Art. 4. – Le déclarant comptable est responsable de la protection de ses matières nucléaires contre la perte, le vol, le détournement et tout autre acte de malveillance.
Il est soumis à une obligation de déclaration comptable auprès de la comptabilité centralisée des matières nucléaires, tenue par l’Institut de radioprotection et de sûreté nucléaire (IRSN), pour le compte des ministres compétents.

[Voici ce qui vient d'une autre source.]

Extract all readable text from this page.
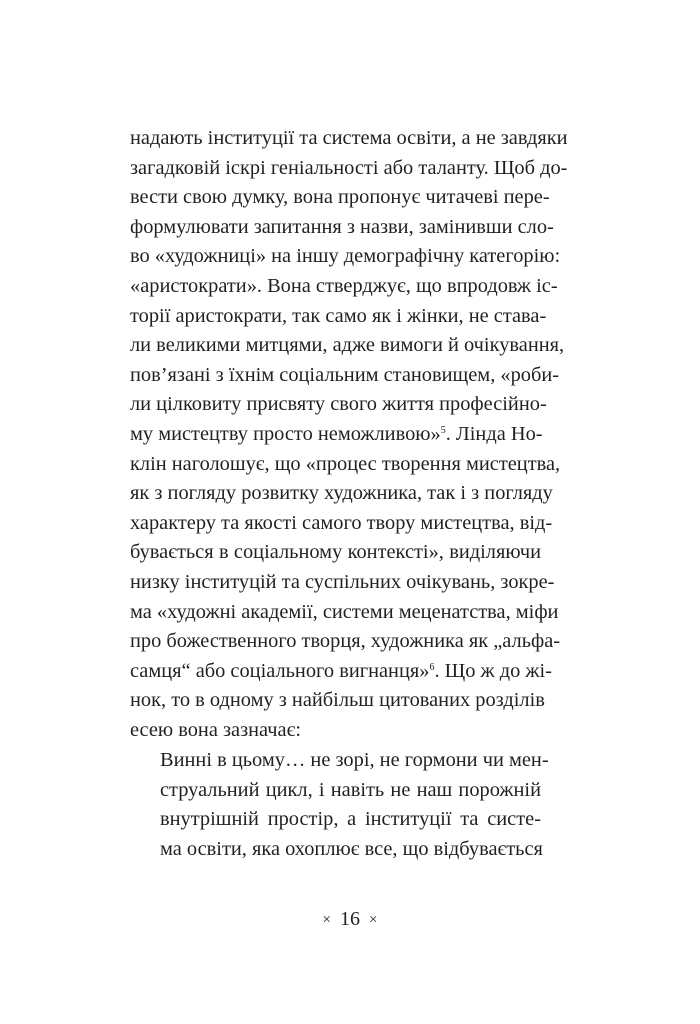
надають інституції та система освіти, а не завдяки
загадковій іскрі геніальності або таланту. Щоб до-
вести свою думку, вона пропонує читачеві пере-
формулювати запитання з назви, замінивши сло-
во «художниці» на іншу демографічну категорію:
«аристократи». Вона стверджує, що впродовж іс-
торії аристократи, так само як і жінки, не става-
ли великими митцями, адже вимоги й очікування,
пов’язані з їхнім соціальним становищем, «роби-
ли цілковиту присвяту свого життя професійно-
му мистецтву просто неможливою»$^5$. Лінда Но-
клін наголошує, що «процес творення мистецтва,
як з погляду розвитку художника, так і з погляду
характеру та якості самого твору мистецтва, від-
бувається в соціальному контексті», виділяючи
низку інституцій та суспільних очікувань, зокре-
ма «художні академії, системи меценатства, міфи
про божественного творця, художника як „альфа-
самця“ або соціального вигнанця»$^6$. Що ж до жі-
нок, то в одному з найбільш цитованих розділів
есею вона зазначає:
Винні в цьому… не зорі, не гормони чи мен-
струальний цикл, і навіть не наш порожній
внутрішній простір, а інституції та систе-
ма освіти, яка охоплює все, що відбувається
× 16 ×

A ce titre, lorsqu’il est concerné, le déclarant comptable lui transmet les déclarations comptables, les rapports comptables établis au titre du règlement Euratom 302/2005 et les autres informations prévues par le présent arrêté.
Il tient à la disposition du ministre compétent le texte mentionné aux articles 10 et 25 concernant le préposé à la garde des matières nucléaires.
Le non-respect des dispositions prévues par le présent arrêté est puni dans les conditions prévues à l’article R. 1333-78 du code de la défense.
Art. 5. – Est soumise à une obligation de déclaration comptable annuelle toute personne qui détient, pour une activité donnée exercée sur un même lieu, des matières nucléaires en quantités suivantes :
- pour le plutonium : moins de 1 g de plutonium ;
- pour l’uranium enrichi à 20 % ou plus en uranium 235 : moins de 1 g d’uranium 235 contenu ;
- pour l’uranium enrichi à moins de 20 % en uranium 235 : moins de 1 g d’uranium 235 contenu ;
- pour l’uranium 233 : moins de 1 g d’uranium 233 contenu ;
- pour l’uranium naturel : 100 kg d’uranium total ou moins ;
- pour l’uranium appauvri : 350 kg d’uranium total ou moins ;
- pour le thorium à l’exception des alliages contenant moins de 5 % en masse de thorium : 200 kg de thorium total ou moins.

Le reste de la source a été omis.